The platform ensures that we receive the necessary documentation without placing a significant administrative burden on individual businesses. Our solution complies with the rules. It works. We receive a large number of applications and pay out compensations to Danish businesses and waste collectors on a daily basis. We request adequate documentation before making payments — not because we wish to make the process difficult, but because the alternative is to pay out members' funds blindly. And that is not an option for us.

Read also: Retur and ERP Denmark warn: Current practice for business compensations opens the door to fraud.

Implementation capacity: the need for stability and direction in the system

The analysis identifies a number of well-known challenges in producer responsibility that Retur has continuously addressed since the system was introduced. This underlines a fundamental point: that the effectiveness of the system depends not only on its design, but to a significant degree on its implementation.

Producer responsibility for packaging represents a comprehensive systemic shift that is still being bedded in. In this situation, stability is a precondition for the system to function in practice.

There is a need for clearer direction and greater predictability in implementation. Ongoing adjustments and unresolved frameworks create uncertainty for businesses, producer responsibility organisations, and municipalities alike - and make it more difficult to translate intentions into operational reality.

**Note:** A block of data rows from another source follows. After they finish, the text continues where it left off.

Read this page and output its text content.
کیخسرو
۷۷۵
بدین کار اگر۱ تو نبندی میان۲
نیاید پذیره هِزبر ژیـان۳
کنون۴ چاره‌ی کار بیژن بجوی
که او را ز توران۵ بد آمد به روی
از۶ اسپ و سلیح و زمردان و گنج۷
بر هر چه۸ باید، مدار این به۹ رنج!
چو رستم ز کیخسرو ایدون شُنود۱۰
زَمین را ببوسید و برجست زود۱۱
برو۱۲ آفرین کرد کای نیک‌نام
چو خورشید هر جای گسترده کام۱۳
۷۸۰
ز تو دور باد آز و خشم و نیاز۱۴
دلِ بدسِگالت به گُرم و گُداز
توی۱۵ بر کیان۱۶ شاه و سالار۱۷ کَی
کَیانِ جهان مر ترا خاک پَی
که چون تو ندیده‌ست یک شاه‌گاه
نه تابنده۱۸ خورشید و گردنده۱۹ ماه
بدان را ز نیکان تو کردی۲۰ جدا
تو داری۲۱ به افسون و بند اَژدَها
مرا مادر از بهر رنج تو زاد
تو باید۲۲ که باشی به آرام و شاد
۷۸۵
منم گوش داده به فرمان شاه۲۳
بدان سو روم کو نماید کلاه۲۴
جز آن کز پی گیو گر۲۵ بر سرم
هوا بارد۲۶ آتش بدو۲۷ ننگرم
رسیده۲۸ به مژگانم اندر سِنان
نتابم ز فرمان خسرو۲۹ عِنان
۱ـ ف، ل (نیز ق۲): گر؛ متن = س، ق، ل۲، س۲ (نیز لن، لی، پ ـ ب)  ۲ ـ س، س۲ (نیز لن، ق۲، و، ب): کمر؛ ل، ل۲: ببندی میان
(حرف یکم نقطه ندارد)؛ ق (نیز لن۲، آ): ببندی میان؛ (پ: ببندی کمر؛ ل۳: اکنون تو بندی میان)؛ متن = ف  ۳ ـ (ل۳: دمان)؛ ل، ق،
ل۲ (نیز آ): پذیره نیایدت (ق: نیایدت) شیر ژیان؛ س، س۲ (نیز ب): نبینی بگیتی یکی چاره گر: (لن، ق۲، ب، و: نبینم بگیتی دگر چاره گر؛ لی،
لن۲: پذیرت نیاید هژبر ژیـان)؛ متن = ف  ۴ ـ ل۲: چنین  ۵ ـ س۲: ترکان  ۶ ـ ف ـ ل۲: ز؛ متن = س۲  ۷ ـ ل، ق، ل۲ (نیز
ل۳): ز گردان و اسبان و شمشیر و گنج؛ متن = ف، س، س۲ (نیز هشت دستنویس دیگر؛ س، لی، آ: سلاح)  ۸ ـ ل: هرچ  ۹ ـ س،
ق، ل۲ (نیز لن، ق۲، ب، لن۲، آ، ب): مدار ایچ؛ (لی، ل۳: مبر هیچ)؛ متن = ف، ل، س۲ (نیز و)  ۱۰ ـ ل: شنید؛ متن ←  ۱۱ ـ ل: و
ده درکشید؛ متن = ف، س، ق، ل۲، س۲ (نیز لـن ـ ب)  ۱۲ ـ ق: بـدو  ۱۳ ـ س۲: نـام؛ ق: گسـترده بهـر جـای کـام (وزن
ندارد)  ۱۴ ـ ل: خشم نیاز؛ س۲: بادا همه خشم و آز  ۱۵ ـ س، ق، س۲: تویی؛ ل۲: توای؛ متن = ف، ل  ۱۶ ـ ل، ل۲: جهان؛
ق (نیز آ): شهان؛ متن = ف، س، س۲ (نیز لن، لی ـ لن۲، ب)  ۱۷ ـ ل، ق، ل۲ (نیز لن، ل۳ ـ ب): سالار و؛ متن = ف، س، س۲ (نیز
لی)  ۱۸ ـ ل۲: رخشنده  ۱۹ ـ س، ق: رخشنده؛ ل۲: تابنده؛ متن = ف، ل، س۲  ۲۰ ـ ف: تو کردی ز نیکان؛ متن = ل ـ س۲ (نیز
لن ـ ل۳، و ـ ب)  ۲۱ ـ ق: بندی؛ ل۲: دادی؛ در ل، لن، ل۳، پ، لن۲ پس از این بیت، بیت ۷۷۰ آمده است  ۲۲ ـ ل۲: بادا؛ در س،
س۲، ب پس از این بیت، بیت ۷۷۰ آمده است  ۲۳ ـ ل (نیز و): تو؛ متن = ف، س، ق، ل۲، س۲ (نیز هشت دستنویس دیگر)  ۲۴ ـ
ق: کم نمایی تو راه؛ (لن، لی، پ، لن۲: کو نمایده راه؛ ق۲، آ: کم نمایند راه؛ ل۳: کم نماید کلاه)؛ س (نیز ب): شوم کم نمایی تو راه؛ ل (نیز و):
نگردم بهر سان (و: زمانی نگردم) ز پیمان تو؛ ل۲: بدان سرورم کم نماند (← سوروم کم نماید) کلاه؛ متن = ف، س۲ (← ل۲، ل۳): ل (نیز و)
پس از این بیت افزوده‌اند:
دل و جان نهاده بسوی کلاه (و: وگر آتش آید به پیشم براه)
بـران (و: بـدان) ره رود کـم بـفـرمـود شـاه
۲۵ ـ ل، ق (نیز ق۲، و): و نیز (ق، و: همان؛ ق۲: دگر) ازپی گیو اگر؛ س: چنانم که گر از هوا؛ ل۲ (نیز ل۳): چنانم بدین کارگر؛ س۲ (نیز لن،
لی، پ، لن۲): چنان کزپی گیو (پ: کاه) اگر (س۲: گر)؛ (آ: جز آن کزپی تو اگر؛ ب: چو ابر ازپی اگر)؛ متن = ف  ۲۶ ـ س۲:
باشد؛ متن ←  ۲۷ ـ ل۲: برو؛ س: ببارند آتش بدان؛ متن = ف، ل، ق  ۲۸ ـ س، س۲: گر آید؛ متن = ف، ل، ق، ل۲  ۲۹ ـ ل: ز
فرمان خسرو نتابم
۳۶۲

It is therefore essential that the fundamental mechanisms of the system are allowed to settle, so that all actors can work within a known framework. Experience shows that complex systems such as producer responsibility are not strengthened by frequent changes, but by stable delivery and targeted adjustments where necessary.

Retur supports the ambitions behind producer responsibility, but there is a need to maintain an implementation trajectory focused on operation, learning, and stabilisation rather than continued fundamental change.